A l’extérieur, elles peuvent couvrir totalement façades et murs latéraux de carreaux alternativement bleus et blancs (Palácio do Raio et église São João de Souto à Braga) ou représenter de grandes scènes religieuses composées de décors bleus sur fond blanc (façade de São Ildefonso à Porto où les espaces disponibles entre pilastres et entablements sont recouverts d’azulejos, ou mur latéral de l’Igreja dos Carmelitas à Porto recouvert d’une vaste fresque).
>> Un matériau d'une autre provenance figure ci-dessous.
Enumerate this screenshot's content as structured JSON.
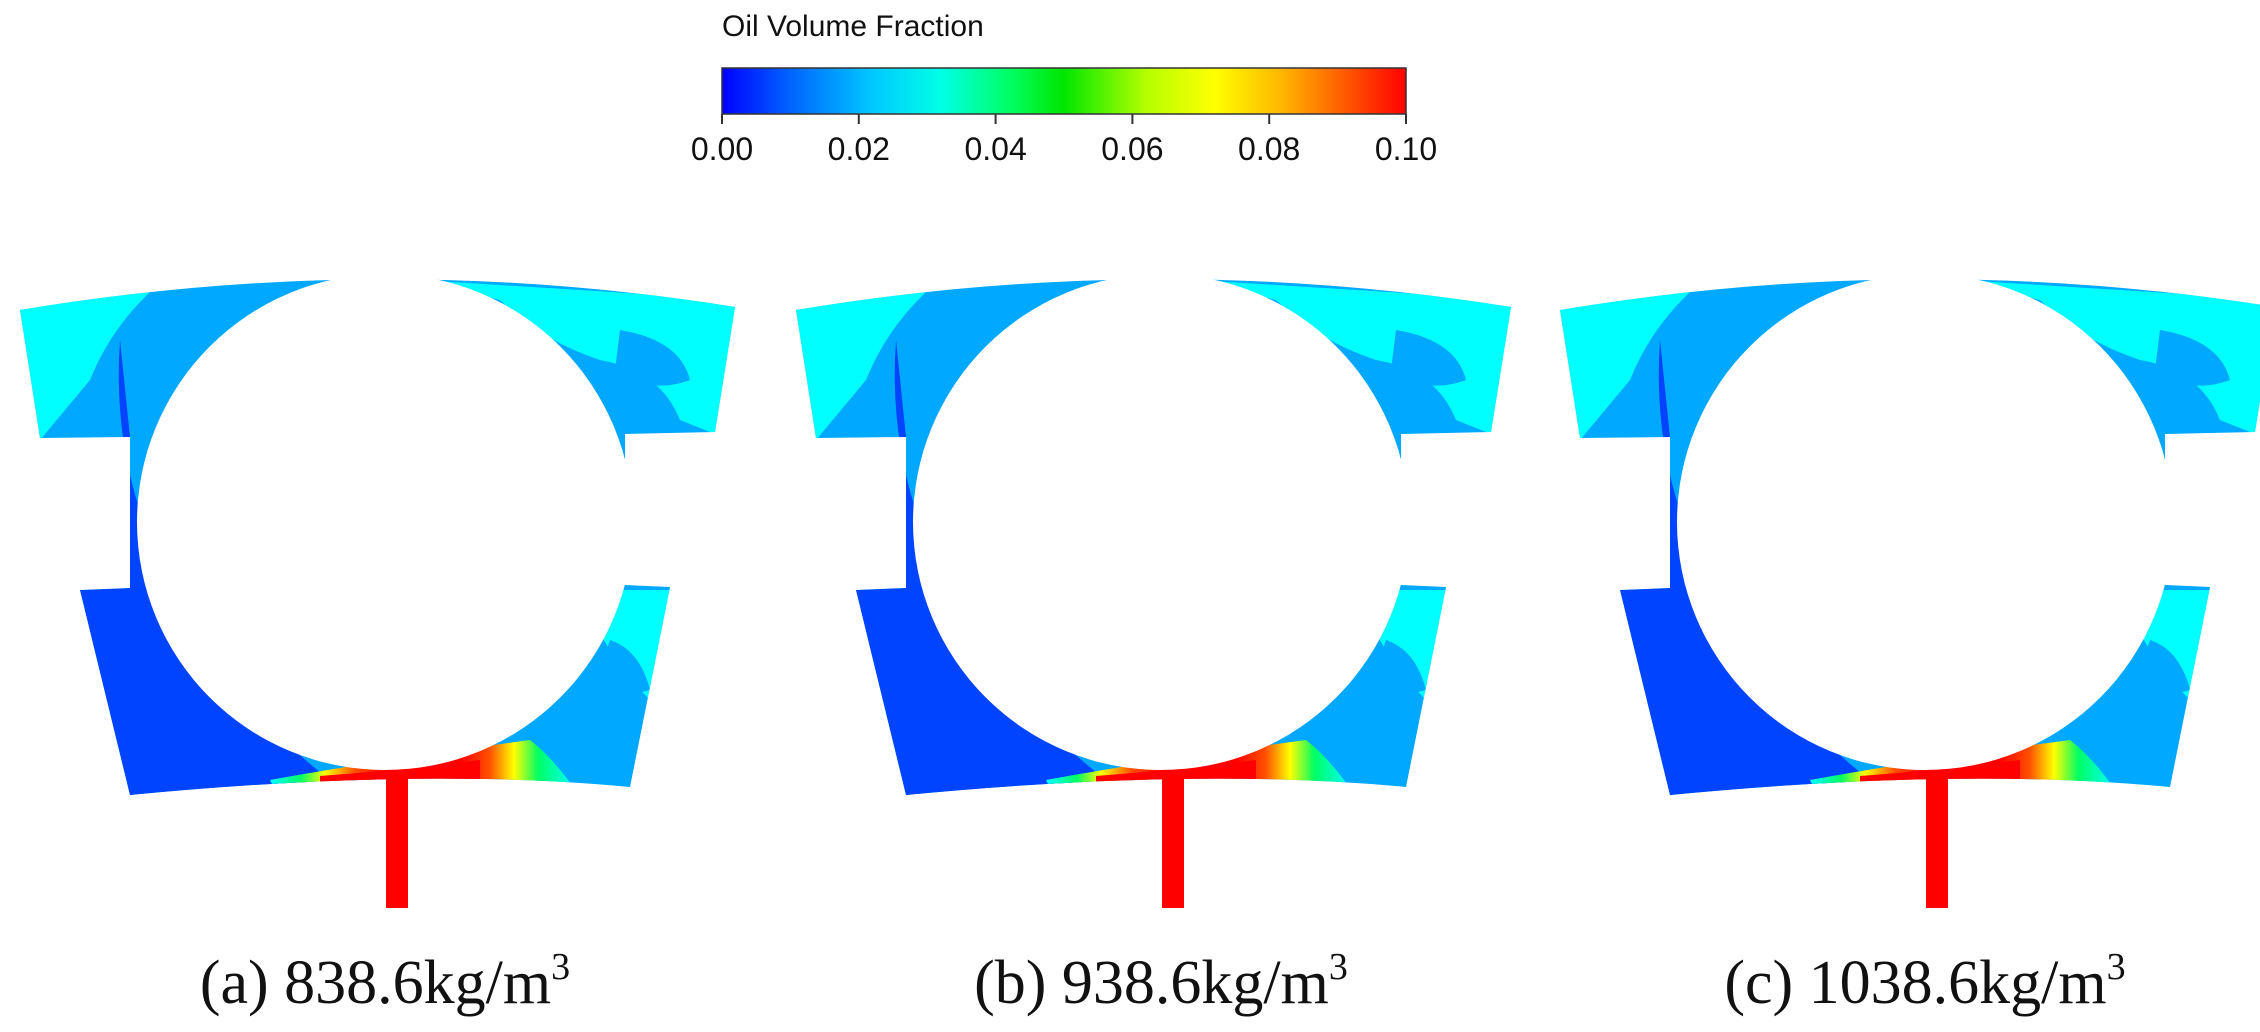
{
  "colorbar": {
    "title": "Oil Volume Fraction",
    "ticks": [
      "0.00",
      "0.02",
      "0.04",
      "0.06",
      "0.08",
      "0.10"
    ],
    "min": 0.0,
    "max": 0.1,
    "colors": [
      "#0000ff",
      "#0064ff",
      "#00c8ff",
      "#00ffe6",
      "#00ff64",
      "#00e600",
      "#b4ff00",
      "#ffff00",
      "#ffb400",
      "#ff5000",
      "#ff0000"
    ]
  },
  "palette": {
    "deep_blue": "#0044ff",
    "mid_blue": "#00a8ff",
    "cyan": "#00ffff",
    "red": "#ff0000",
    "background": "#ffffff"
  },
  "panels": [
    {
      "caption_main": "(a) 838.6kg/m",
      "caption_sup": "3"
    },
    {
      "caption_main": "(b) 938.6kg/m",
      "caption_sup": "3"
    },
    {
      "caption_main": "(c) 1038.6kg/m",
      "caption_sup": "3"
    }
  ]
}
A l’intérieur, les azulejos recouvrent les murs de la Sé de Porto (photo) ou la totalité des murs de Nossa Senhora do Pópulo de Braga en représentant des épisodes de la vie de saint Augustin.

 


[1] Les « zelliges » marocains, une mosaïque de petits morceaux de faïence colorés recouvrant sols et murs ont la même étymologie que les azulejos.